— Это будет.

— Нет! Если бы было хоть что-нибудь похожее, неужели же я сама не угадала бы? Я не шестнадцатилетняя институтка, чтобы не знать признаков беременности. За кого вы меня принимаете, отец Экзакустодиан?

— За женщину, которая так уверила себя, что ее воля сильнее Господней, что — чудо свершается над нею, а она не замечает, не видит, не хочет видеть…

Он приблизился к ней, нагнулся так близко, что, говоря, обдавал ее своим дыханием, и, со сверкающими зелеными глазами, тряся бородою, которая в ярком лунном свете, позолотилась, выдавая свой рыжий цвет, зашептал:

— Признаки? А у кого каждое утро начинается головокружением? Кто, по ночам, зябнет в теплой комнате и кутается в три одеяла? кто, две недели тому назад, вообразил, что заболевает холерою? Кому вчера дважды было дурно, почти до обморока, сперва в Христофоровке, потом у себя в гостинице? Кто каждый день покупает в аптеке лепешки против тошноты и изжоги?

С каждым вопросом он наступал на Викторию Павловну, гневный, выбеленный луной, и, если бы она хоть сколько-нибудь думала о нем в эту минуту, то заметила бы, что длинное и еще вытянутое бородою лицо его, сразу потерявшего всякое самообладание, коверкают судороги бешеной скорби, которая, без слов, кричит о неистовстве потерянной надежды, о бездонном ревнивом отчаянии… Но Виктория Павловна была слишком поглощена испугом пред тем, что он говорил ей, чтобы обратить внимание на то, как он говорил. И, под яростным натиском его вопросов, она только инстинктивно пятилась, выставляя вперед отталкивающие руки, и отшептывалась едва шевелящимися губами:

— Откуда вы знаете? Кто вам мог сказать?

Потому что каждый вопрос Экзакустодиана говорил о ней правду и, соединяя все эти меленькие правды вместе, она, вдруг, с необычайною ясностью и четкостью, сообразила и приняла также общую грозную правду, которую возвестил ей этот, похожий на черное привидение, друг-враг.

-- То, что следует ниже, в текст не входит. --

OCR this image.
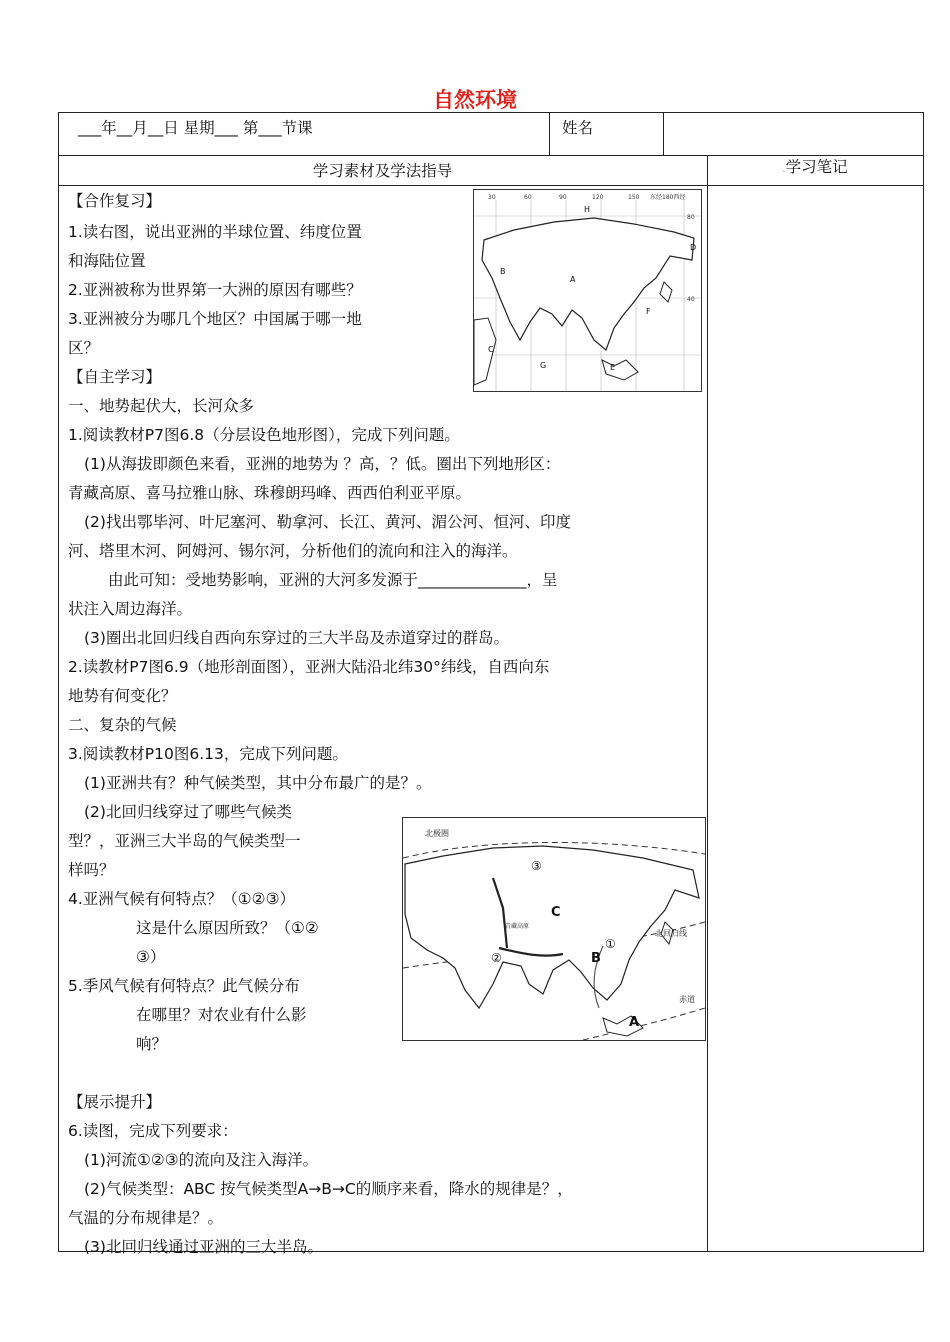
自然环境
___年__月__日 星期___ 第___节课	姓名
学习素材及学法指导	.学习笔记
【合作复习】
1.读右图，说出亚洲的半球位置、纬度位置
和海陆位置
2.亚洲被称为世界第一大洲的原因有哪些？
3.亚洲被分为哪几个地区？中国属于哪一地
区？
【自主学习】
一、地势起伏大，长河众多
1.阅读教材P7图6.8（分层设色地形图），完成下列问题。
(1)从海拔即颜色来看，亚洲的地势为 ？高，？低。圈出下列地形区：
青藏高原、喜马拉雅山脉、珠穆朗玛峰、西西伯利亚平原。
(2)找出鄂毕河、叶尼塞河、勒拿河、长江、黄河、湄公河、恒河、印度
河、塔里木河、阿姆河、锡尔河，分析他们的流向和注入的海洋。
由此可知：受地势影响，亚洲的大河多发源于______________，呈
状注入周边海洋。
(3)圈出北回归线自西向东穿过的三大半岛及赤道穿过的群岛。
2.读教材P7图6.9（地形剖面图），亚洲大陆沿北纬30°纬线，自西向东
地势有何变化？
二、复杂的气候
3.阅读教材P10图6.13，完成下列问题。
(1)亚洲共有？种气候类型，其中分布最广的是？。
(2)北回归线穿过了哪些气候类
型？，亚洲三大半岛的气候类型一
样吗？
4.亚洲气候有何特点？（①②③）
这是什么原因所致？（①②
③）
5.季风气候有何特点？此气候分布
在哪里？对农业有什么影
响？
【展示提升】
6.读图，完成下列要求：
(1)河流①②③的流向及注入海洋。
(2)气候类型：ABC 按气候类型A→B→C的顺序来看，降水的规律是？，
气温的分布规律是？。
(3)北回归线通过亚洲的三大半岛。
30	60	90	120	150 东经180西经
80
40
H
A
B
C
D
F
G	E
北极圈
北回归线
赤道
青藏高原
③
②
①
C
B
A
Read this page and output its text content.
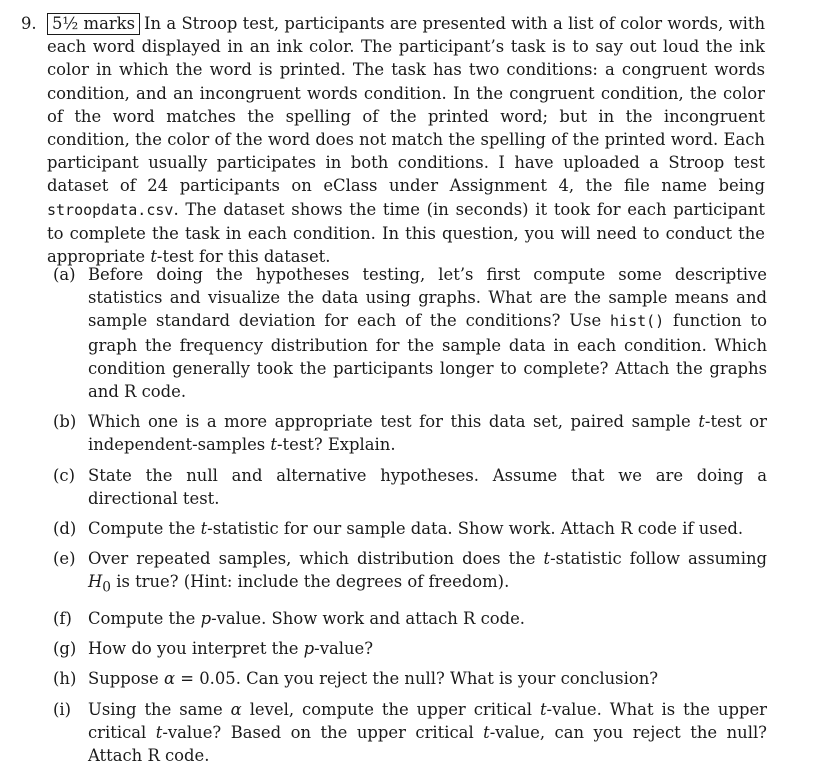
9. 5½ marks In a Stroop test, participants are presented with a list of color words, with each word displayed in an ink color. The participant’s task is to say out loud the ink color in which the word is printed. The task has two conditions: a congruent words condition, and an incongruent words condition. In the congruent condition, the color of the word matches the spelling of the printed word; but in the incongruent condition, the color of the word does not match the spelling of the printed word. Each participant usually participates in both conditions. I have uploaded a Stroop test dataset of 24 participants on eClass under Assignment 4, the file name being stroopdata.csv. The dataset shows the time (in seconds) it took for each participant to complete the task in each condition. In this question, you will need to conduct the appropriate t-test for this dataset.
(a) Before doing the hypotheses testing, let’s first compute some descriptive statistics and visualize the data using graphs. What are the sample means and sample standard deviation for each of the conditions? Use hist() function to graph the frequency distribution for the sample data in each condition. Which condition generally took the participants longer to complete? Attach the graphs and R code.
(b) Which one is a more appropriate test for this data set, paired sample t-test or independent-samples t-test? Explain.
(c) State the null and alternative hypotheses. Assume that we are doing a directional test.
(d) Compute the t-statistic for our sample data. Show work. Attach R code if used.
(e) Over repeated samples, which distribution does the t-statistic follow assuming $H_0$ is true? (Hint: include the degrees of freedom).
(f) Compute the p-value. Show work and attach R code.
(g) How do you interpret the p-value?
(h) Suppose α = 0.05. Can you reject the null? What is your conclusion?
(i) Using the same α level, compute the upper critical t-value. What is the upper critical t-value? Based on the upper critical t-value, can you reject the null? Attach R code.
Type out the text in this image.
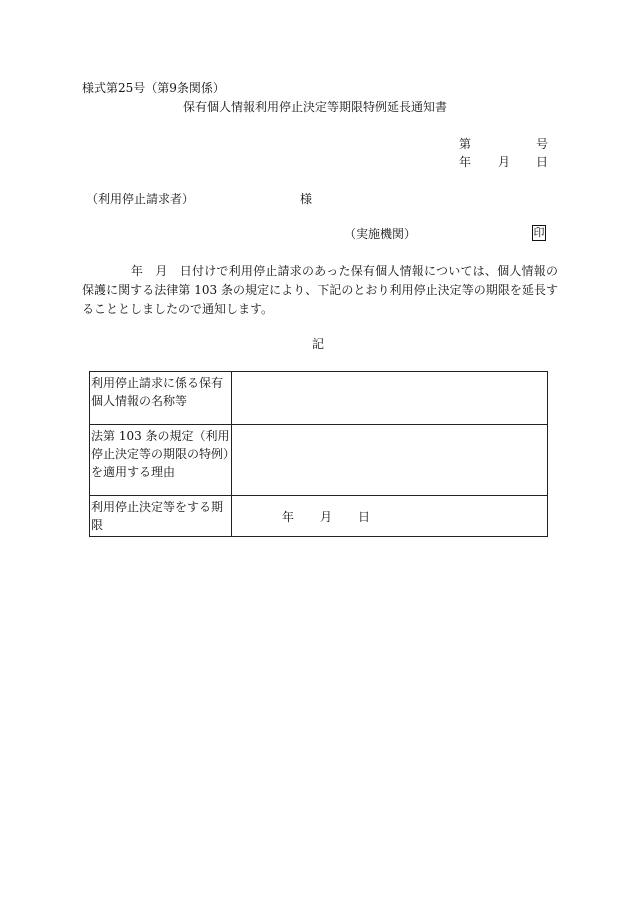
様式第25号（第9条関係）
保有個人情報利用停止決定等期限特例延長通知書
第	号
年 月 日
（利用停止請求者）	様
（実施機関）	印
　　　　年　月　日付けで利用停止請求のあった保有個人情報については、個人情報の保護に関する法律第 103 条の規定により、下記のとおり利用停止決定等の期限を延長することとしましたので通知します。
記
利用停止請求に係る保有個人情報の名称等	
法第 103 条の規定（利用停止決定等の期限の特例）を適用する理由	
利用停止決定等をする期限	年 月 日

Так, он — наступающий, она — отступающая, дважды окружили они площадку, внутри скамей, покуда Виктория Павловна не притиснулась спиною к столбику, для давно несуществующего фонаря, которым начинались перильца лесенки, сбегавшей к Большому Бычку… И, нащупав ногою край примыкавшей скамьи, опустилась на нее, задыхаясь, водила безумными глазами с Экзакустодиана на месяц, с месяца на кладбище, обиралась судорожными руками по всей себе, с шляпы до колен, будто ловила на себе что-то невидимое, и — уже сама себе не веря, хотя еще самое себя уверяя, пытаясь уверить, — твердила-лепетала:

— Это невозможно… невозможно, говорю я вам… Но, если это так… если так… Нет! нет! нет! невозможно! невозможно! невозможно!